Old Habits
I am disappointed in myself...I have reverted back to my old habits just because I didn't like what the scales told me. How stupid is that - have I not learnt anything on this journey - well yes, actually, loads, but chose not to put my knowledge into my brain this weekend, grrrr.
I have gone on a food fest (well as much as a post wlser can). I am stuffing food in my mouth, to spite myself. My (irrational) thoughts are if I gain weight by eating right, then I might as well eat what I like, no matter what I do it won't make any difference. My logic knows how crazy and ridiculous these actions are, but I still keep doing it.
Well, the reason I'm posting is this,
1. so that if anyone else is doing this they will know they are not the only ones, and that we CAN control what we put in our mouths and our reactions to things do not need to include putting things into our mouths to consume
2. so that I can draw a line under this behaviour and start again. I WILL not eat anything else tonight, and WILL make wise choices tomorrow and WILL ensure that I eat when I am hungry, until I am no longer hungry. I WILL choose food that 'feeds' my body's needs not my emotions needs.
Thanks for listening, and sorry I've been hogging the posts lately.

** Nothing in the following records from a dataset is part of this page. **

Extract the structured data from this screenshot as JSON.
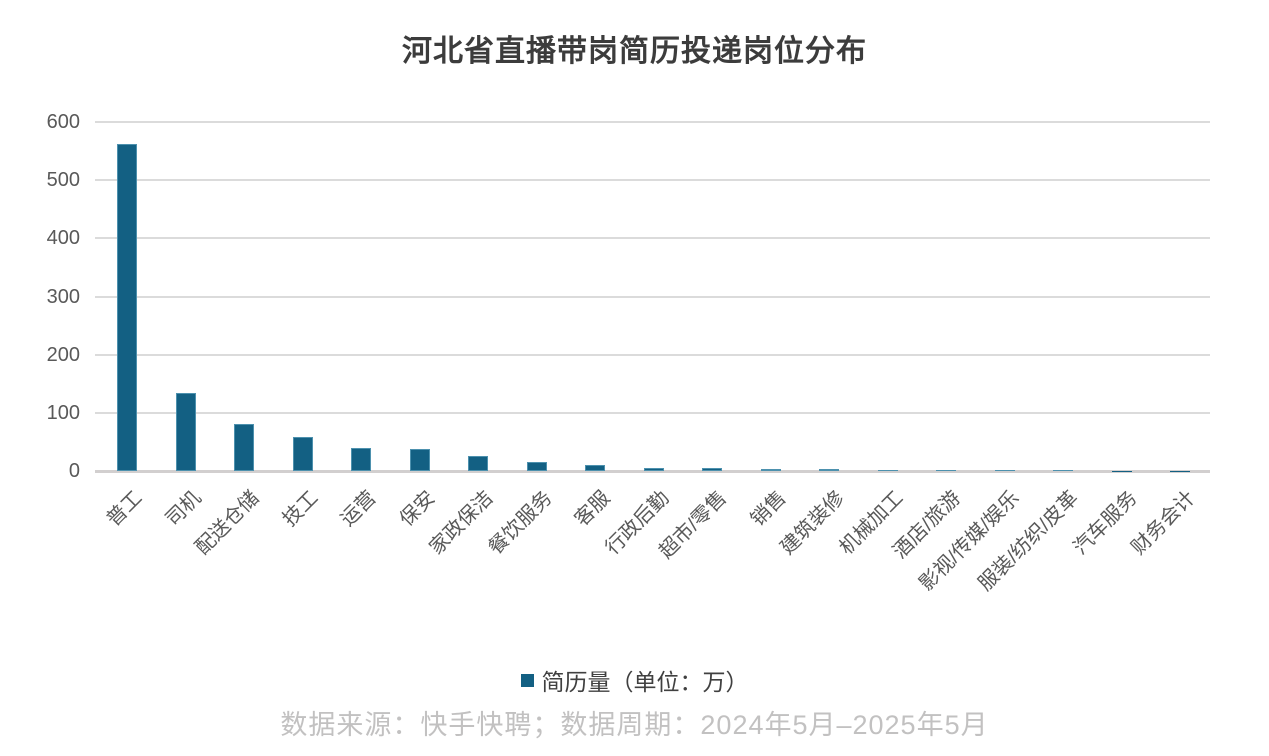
{
  "chart_data": {
    "type": "bar",
    "title": "河北省直播带岗简历投递岗位分布",
    "categories": [
      "普工",
      "司机",
      "配送仓储",
      "技工",
      "运营",
      "保安",
      "家政保洁",
      "餐饮服务",
      "客服",
      "行政后勤",
      "超市/零售",
      "销售",
      "建筑装修",
      "机械加工",
      "酒店/旅游",
      "影视/传媒/娱乐",
      "服装/纺织/皮革",
      "汽车服务",
      "财务会计"
    ],
    "values": [
      562,
      134,
      80,
      59,
      39,
      37,
      26,
      16,
      10,
      5.5,
      5,
      4,
      3,
      2.5,
      2.5,
      2,
      1,
      0.7,
      0.4
    ],
    "series_name": "简历量",
    "legend": "简历量（单位：万）",
    "legend_position": "bottom",
    "xlabel": "",
    "ylabel": "",
    "ylim": [
      0,
      600
    ],
    "ytick_step": 100,
    "yticks": [
      0,
      100,
      200,
      300,
      400,
      500,
      600
    ],
    "grid": true,
    "bar_color": "#136083",
    "source_note": "数据来源：快手快聘；数据周期：2024年5月–2025年5月"
  }
}
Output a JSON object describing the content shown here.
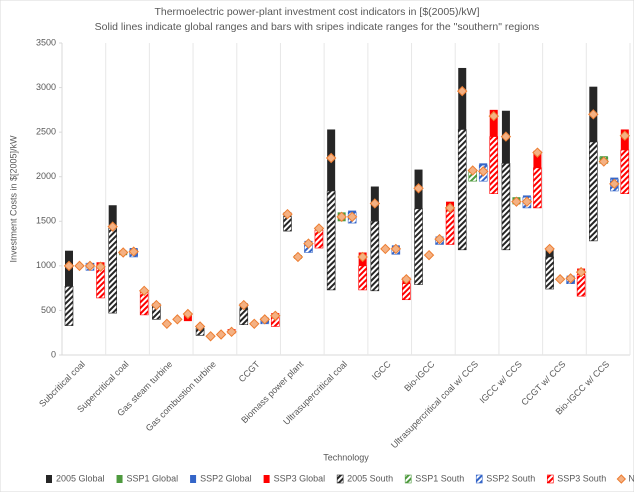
{
  "chart_data": {
    "type": "range-bar",
    "title": "Thermoelectric power-plant investment cost indicators in [$(2005)/kW]",
    "subtitle": "Solid lines indicate global ranges and  bars with sripes indicate ranges for the \"southern\" regions",
    "x_label": "Technology",
    "y_label": "Investment  Costs in $[2005]/kW",
    "ylim": [
      0,
      3500
    ],
    "yticks": [
      0,
      500,
      1000,
      1500,
      2000,
      2500,
      3000,
      3500
    ],
    "categories": [
      "Subcritical coal",
      "Supercritical coal",
      "Gas steam turbine",
      "Gas combustion turbine",
      "CCGT",
      "Biomass power plant",
      "Ultrasupercritical coal",
      "IGCC",
      "Bio-IGCC",
      "Ultrasupercritical coal w/ CCS",
      "IGCC w/ CCS",
      "CCGT w/ CCS",
      "Bio-IGCC w/ CCS"
    ],
    "series": [
      {
        "name": "2005 Global",
        "color": "#262626",
        "pattern": "solid",
        "low": [
          770,
          1420,
          400,
          220,
          340,
          1390,
          730,
          720,
          790,
          1180,
          1180,
          740,
          1280
        ],
        "high": [
          1170,
          1680,
          580,
          320,
          580,
          1600,
          2530,
          1890,
          2080,
          3220,
          2740,
          1200,
          3010
        ]
      },
      {
        "name": "SSP1 Global",
        "color": "#4e9a3e",
        "pattern": "solid",
        "low": [
          null,
          1120,
          null,
          null,
          null,
          1080,
          1500,
          null,
          null,
          1950,
          1690,
          null,
          2150
        ],
        "high": [
          null,
          1170,
          null,
          null,
          null,
          1120,
          1600,
          null,
          null,
          2080,
          1770,
          null,
          2230
        ]
      },
      {
        "name": "SSP2 Global",
        "color": "#3465c8",
        "pattern": "solid",
        "low": [
          960,
          1100,
          null,
          null,
          350,
          1150,
          1480,
          1130,
          1240,
          1950,
          1650,
          800,
          1840
        ],
        "high": [
          1030,
          1200,
          null,
          null,
          420,
          1280,
          1620,
          1230,
          1330,
          2150,
          1790,
          890,
          1990
        ]
      },
      {
        "name": "SSP3 Global",
        "color": "#ff0000",
        "pattern": "solid",
        "low": [
          640,
          450,
          380,
          240,
          320,
          1200,
          730,
          620,
          1240,
          1810,
          1650,
          660,
          1810
        ],
        "high": [
          1040,
          720,
          460,
          290,
          470,
          1430,
          1150,
          870,
          1720,
          2750,
          2290,
          970,
          2530
        ]
      },
      {
        "name": "2005 South",
        "color": "#262626",
        "pattern": "striped",
        "low": [
          330,
          470,
          400,
          220,
          340,
          1390,
          730,
          720,
          790,
          1180,
          1180,
          740,
          1280
        ],
        "high": [
          770,
          1420,
          550,
          300,
          520,
          1550,
          1840,
          1500,
          1640,
          2530,
          2150,
          1100,
          2390
        ]
      },
      {
        "name": "SSP1 South",
        "color": "#4e9a3e",
        "pattern": "striped",
        "low": [
          null,
          null,
          null,
          null,
          null,
          null,
          null,
          null,
          null,
          1950,
          null,
          null,
          2150
        ],
        "high": [
          null,
          null,
          null,
          null,
          null,
          null,
          null,
          null,
          null,
          2060,
          null,
          null,
          2220
        ]
      },
      {
        "name": "SSP2 South",
        "color": "#3465c8",
        "pattern": "striped",
        "low": [
          950,
          1100,
          null,
          null,
          350,
          1150,
          1480,
          1130,
          1240,
          1950,
          1650,
          800,
          1840
        ],
        "high": [
          1030,
          1180,
          null,
          null,
          400,
          1250,
          1600,
          1200,
          1300,
          2130,
          1770,
          870,
          1970
        ]
      },
      {
        "name": "SSP3 South",
        "color": "#ff0000",
        "pattern": "striped",
        "low": [
          640,
          450,
          null,
          null,
          320,
          1200,
          730,
          620,
          1240,
          1810,
          1650,
          660,
          1810
        ],
        "high": [
          1000,
          700,
          null,
          null,
          420,
          1400,
          1000,
          800,
          1650,
          2450,
          2100,
          900,
          2300
        ]
      },
      {
        "name": "NAM",
        "color": "#ed7d31",
        "marker": "diamond",
        "values": [
          [
            1000,
            1000,
            1000,
            990
          ],
          [
            1440,
            1150,
            1160,
            720
          ],
          [
            560,
            350,
            400,
            460
          ],
          [
            320,
            210,
            230,
            260
          ],
          [
            560,
            350,
            400,
            440
          ],
          [
            1580,
            1100,
            1250,
            1420
          ],
          [
            2210,
            1550,
            1550,
            1100
          ],
          [
            1700,
            1190,
            1190,
            850
          ],
          [
            1870,
            1120,
            1300,
            1650
          ],
          [
            2960,
            2070,
            2060,
            2680
          ],
          [
            2450,
            1720,
            1720,
            2270
          ],
          [
            1190,
            850,
            860,
            930
          ],
          [
            2700,
            2170,
            1920,
            2460
          ]
        ]
      }
    ]
  }
}
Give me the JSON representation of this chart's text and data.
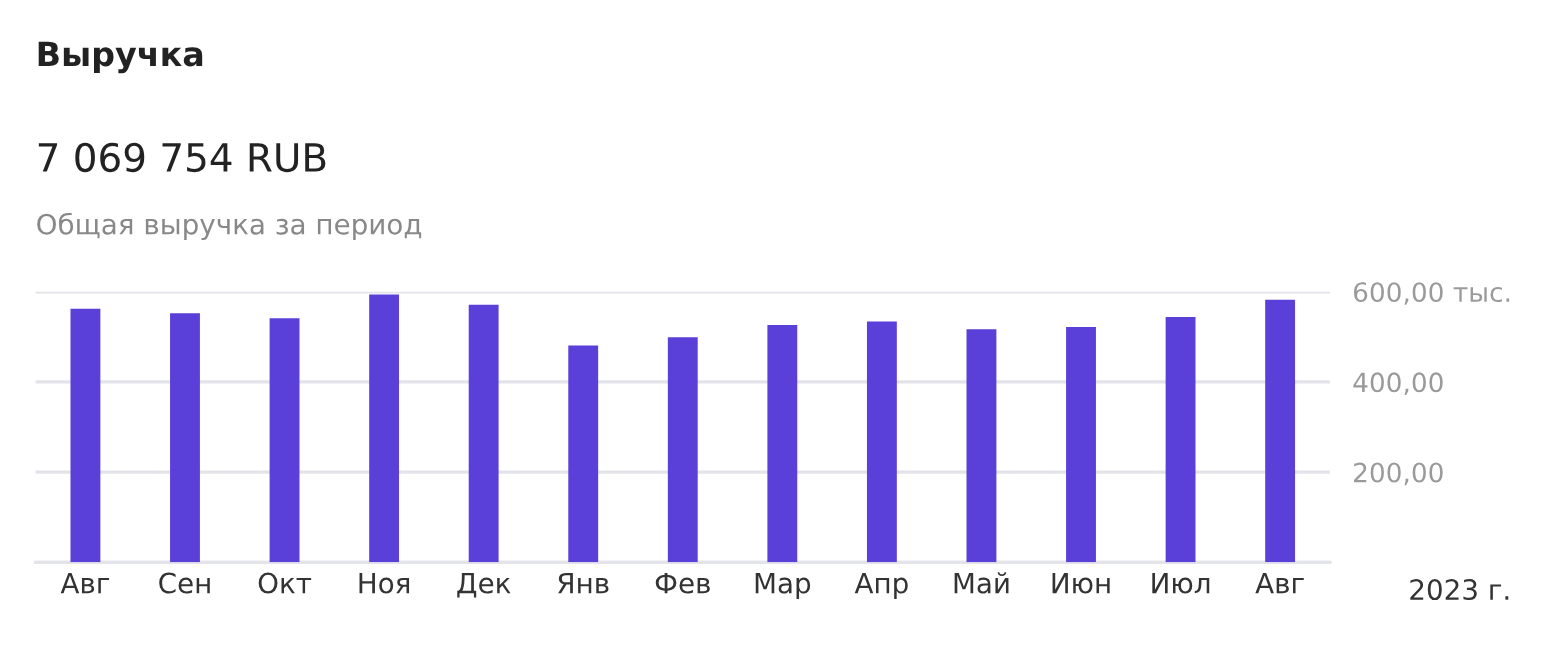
{
  "chart_data": {
    "type": "bar",
    "title": "Выручка",
    "subtitle": "7 069 754 RUB",
    "annotations": [
      "Общая выручка за период",
      "2023 г."
    ],
    "categories": [
      "Авг",
      "Сен",
      "Окт",
      "Ноя",
      "Дек",
      "Янв",
      "Фев",
      "Мар",
      "Апр",
      "Май",
      "Июн",
      "Июл",
      "Авг"
    ],
    "values": [
      562,
      552,
      541,
      594,
      571,
      481,
      499,
      526,
      534,
      517,
      522,
      544,
      582
    ],
    "color": "#5b3fd9",
    "ylim": [
      0,
      600
    ],
    "yticks": [
      {
        "value": 0,
        "label": null
      },
      {
        "value": 200,
        "label": "200,00"
      },
      {
        "value": 400,
        "label": "400,00"
      },
      {
        "value": 600,
        "label": "600,00 тыс."
      }
    ],
    "grid": "y"
  }
}
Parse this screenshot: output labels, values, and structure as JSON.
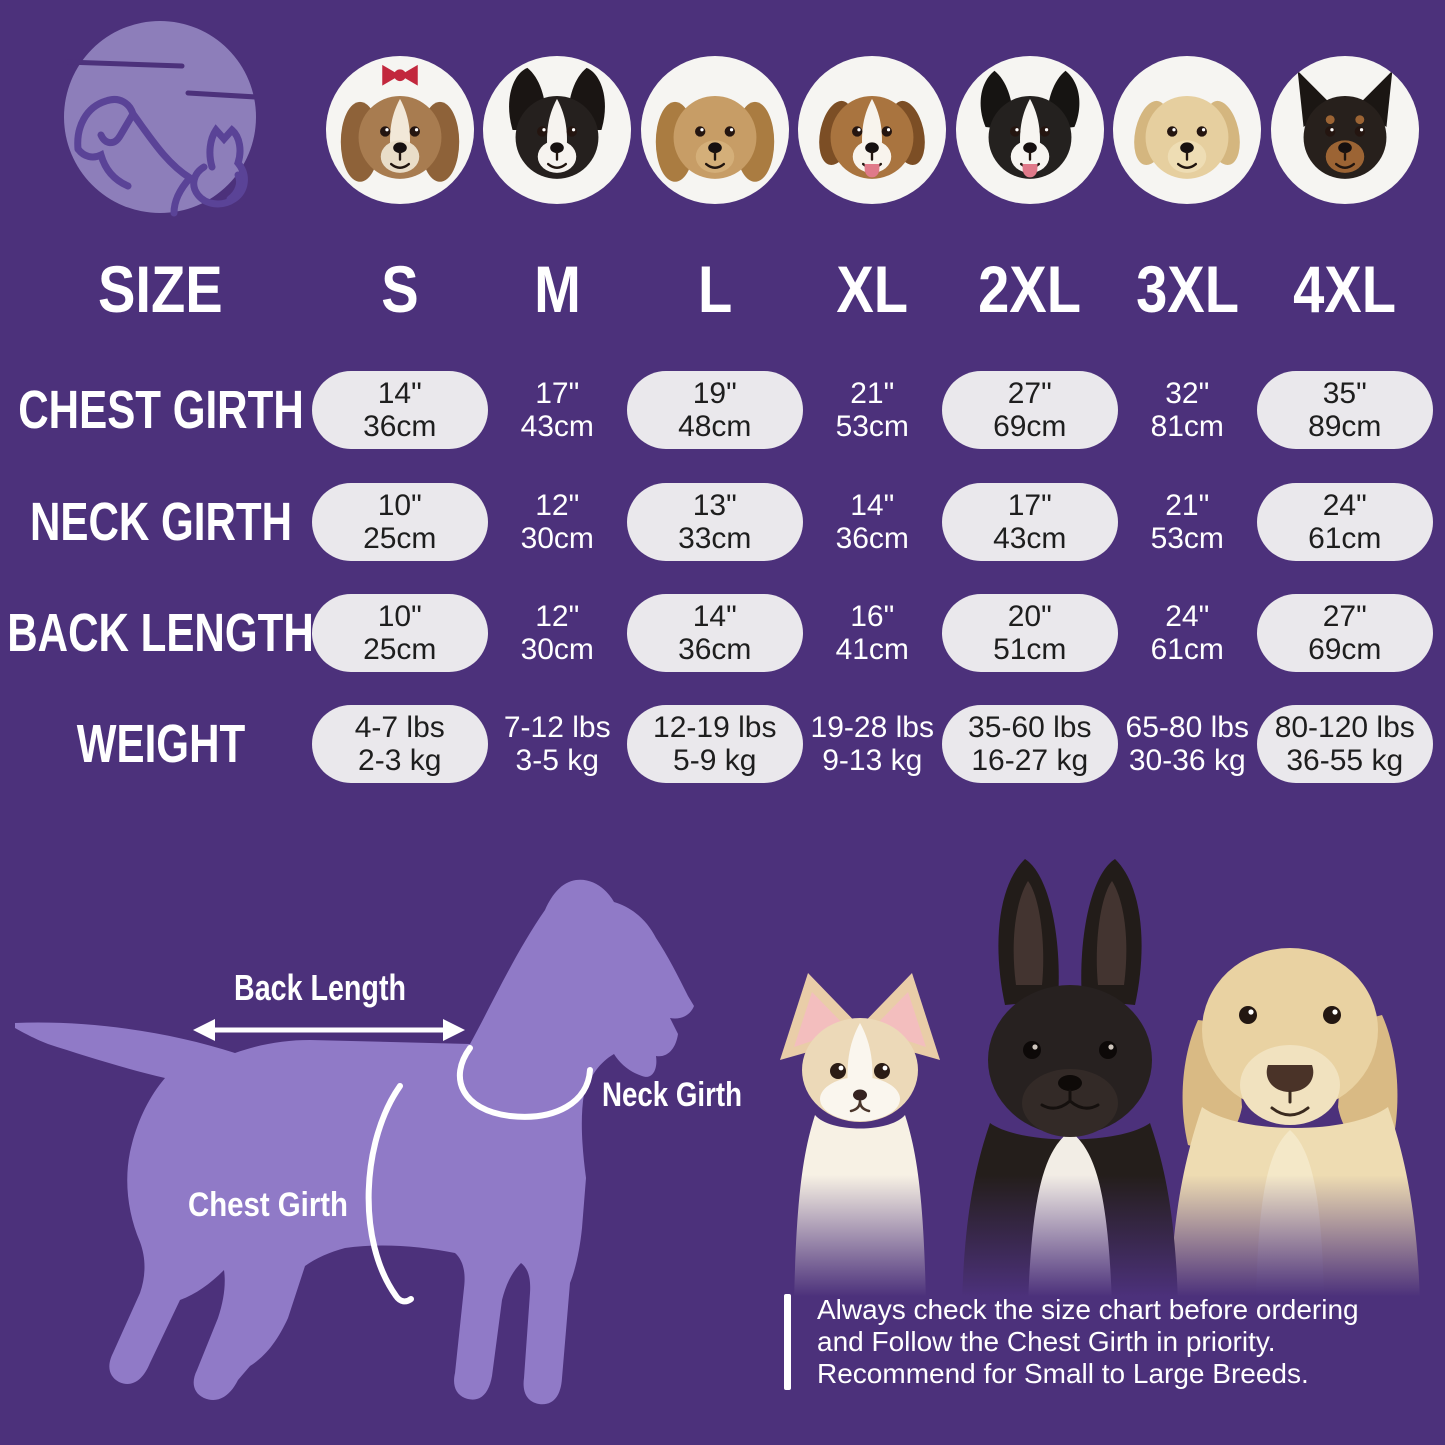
{
  "page": {
    "background_color": "#4c317b",
    "logo_circle_color": "#8d7eba",
    "logo_line_color": "#5a4397",
    "silhouette_color": "#907ac7",
    "pill_color": "#eae8ec",
    "pill_text_color": "#1e1e1e"
  },
  "header": {
    "corner_label": "SIZE",
    "columns": [
      "S",
      "M",
      "L",
      "XL",
      "2XL",
      "3XL",
      "4XL"
    ]
  },
  "breeds": [
    {
      "name": "shih-tzu",
      "ear": "long",
      "main": "#a87c50",
      "earc": "#8e6239",
      "blaze": "#f2e8d8",
      "muzzle": "#e9ddc8",
      "bow": "#c2273d"
    },
    {
      "name": "boston-terrier",
      "ear": "bat",
      "main": "#25201e",
      "earc": "#1a1513",
      "blaze": "#f6f3ef",
      "muzzle": "#f6f3ef"
    },
    {
      "name": "cocker-spaniel",
      "ear": "long",
      "main": "#c79d66",
      "earc": "#aa7c41",
      "muzzle": "#d4af79"
    },
    {
      "name": "beagle",
      "ear": "floppy",
      "main": "#a9743f",
      "earc": "#7c4e25",
      "blaze": "#f8f4ed",
      "muzzle": "#f8f4ed",
      "tongue": "#e07a8a"
    },
    {
      "name": "border-collie",
      "ear": "semi",
      "main": "#24211f",
      "earc": "#161412",
      "blaze": "#f7f5f1",
      "muzzle": "#f7f5f1",
      "tongue": "#e07a8a"
    },
    {
      "name": "labrador",
      "ear": "floppy",
      "main": "#e6cf9f",
      "earc": "#d4b67f",
      "muzzle": "#eeddb4"
    },
    {
      "name": "doberman",
      "ear": "point",
      "main": "#27201c",
      "earc": "#1b1613",
      "muzzle": "#9c6434",
      "brow": "#9c6434"
    }
  ],
  "table": {
    "pill_columns": [
      0,
      2,
      4,
      6
    ],
    "rows": [
      {
        "key": "chest-girth",
        "label": "CHEST GIRTH",
        "values": [
          [
            "14\"",
            "36cm"
          ],
          [
            "17\"",
            "43cm"
          ],
          [
            "19\"",
            "48cm"
          ],
          [
            "21\"",
            "53cm"
          ],
          [
            "27\"",
            "69cm"
          ],
          [
            "32\"",
            "81cm"
          ],
          [
            "35\"",
            "89cm"
          ]
        ]
      },
      {
        "key": "neck-girth",
        "label": "NECK GIRTH",
        "values": [
          [
            "10\"",
            "25cm"
          ],
          [
            "12\"",
            "30cm"
          ],
          [
            "13\"",
            "33cm"
          ],
          [
            "14\"",
            "36cm"
          ],
          [
            "17\"",
            "43cm"
          ],
          [
            "21\"",
            "53cm"
          ],
          [
            "24\"",
            "61cm"
          ]
        ]
      },
      {
        "key": "back-length",
        "label": "BACK LENGTH",
        "values": [
          [
            "10\"",
            "25cm"
          ],
          [
            "12\"",
            "30cm"
          ],
          [
            "14\"",
            "36cm"
          ],
          [
            "16\"",
            "41cm"
          ],
          [
            "20\"",
            "51cm"
          ],
          [
            "24\"",
            "61cm"
          ],
          [
            "27\"",
            "69cm"
          ]
        ]
      },
      {
        "key": "weight",
        "label": "WEIGHT",
        "values": [
          [
            "4-7 lbs",
            "2-3 kg"
          ],
          [
            "7-12 lbs",
            "3-5 kg"
          ],
          [
            "12-19 lbs",
            "5-9 kg"
          ],
          [
            "19-28 lbs",
            "9-13 kg"
          ],
          [
            "35-60 lbs",
            "16-27 kg"
          ],
          [
            "65-80 lbs",
            "30-36 kg"
          ],
          [
            "80-120 lbs",
            "36-55 kg"
          ]
        ]
      }
    ]
  },
  "diagram": {
    "back_length_label": "Back Length",
    "neck_girth_label": "Neck Girth",
    "chest_girth_label": "Chest Girth"
  },
  "note": {
    "lines": [
      "Always check the size chart before ordering",
      "and Follow the Chest Girth in priority.",
      "Recommend for Small to Large Breeds."
    ]
  }
}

I am with you, I am becomming spiteful, I went down another size and I think that gives me carte blanche to do as i like, uhhh NO it does not. I am reading an amazing book (i'll email you the title as it escapes me) about a woman who lost over 150 pounds with weight loss surgery and how to keep it off. She has enlisted the help of therapists, exercise physiologists and nutrional counselors and there are some awesome tips in it....what's nice is that there are also activities that you do that keep you on the right track. I am a great journaler but i've gotten away from it and that's key to my success, if i write out my fears, strengths and weaknesses then they don't seem as powerful as when they aren't on paper! Hugs, ANDI
Yes I find that my demons are still my demons ( chocolate, yea you chocolate! I'm talking to you). Of course, like everyone else I was hoping in the back of my mind that this craving would not return postop and until about 8 months post op it did not.
Also I know that everyone is individual and we shouldn't compare ourselves with others but its only human nature to do so. If we didn't compare ourselves with others or an ideal ( even if just in our heads) most of us would still be preop and not post op.
I think I have the same rationale, illogical as it is, to eat poorly as eating well isn't working.
Okay enough whining. I will really try to live the rules and not give in (at least not as much) to head hunger.
So what will you do on Monday or Sunday night to get yourself ready for a good week? I bought myself the large bottles of water so i can make a concentrated effort to get my minimum fluids in. I am going to pack myself lunch and snacks so that at work I don't make poor choices in the gift shop! I've got myself signed up for a kick boxing class on Tuesday that i'm all excited for. I just started a new job and the kids are back to their school/sports schedule so i'm not sure when to get in my exercise but I know that i need to get it in. At the end of the month my dance classes start up again and I know that will be a thrill for me so if i can watch the weight long enough for dancing to start up i'll be fine. ANDI
That's a good question - it's all very well saying I'm not going to do it again, but what am I going to do to avoid this happening in the future...
When I have a day where I find I am reacting to the scales, I will have a day of purifying - fluids and protien shakes, and more fluids. I am going to cook up a batch of soup, filled to brimming with goodness, which is what I've been craving, so that I can fill myself with that instead.
Thanks for the question Andi
Ruth,
I find myself slipping into the old stress eating habits, nighttime and the weekends can be a killer for me. After three months of losing nothing, the scales actually came down three pounds then I went on a week binge it seems and up goes the scales. So now it's making healthy food choices again and fighting my demons.
I have my slip ups now and then and I guess what gets my head back in the game was remembering why I had this surgery... so I could live! I am living.. and losing the last 10 or so pounds isn't going to change a thing!!
Keep your head up!
Diane
I think that my biggest problem is boredom eating. After the kids go to bed and I am on my own and tired... I just eat if I can't think of anything else to do. Popcorn seems to be the trick for me to stay ontrack, If I know that I can eat it, there is something to look forward to and know that I am not deprived of snacks. Tricking myself is not always easy.
I have lost 147 lbs and fight my old habits every day!
I am not always successful, but most days I am.. because I will not be fat again! and that means more to me than eating things that are bad for me... I also will not rationalize my food choices telling myself they are "good" for me. when I eat something that is not good for me I fight harder the next meal ,or day to make better choices... it is very hard... your fight is one that we all share and you are not alone in it.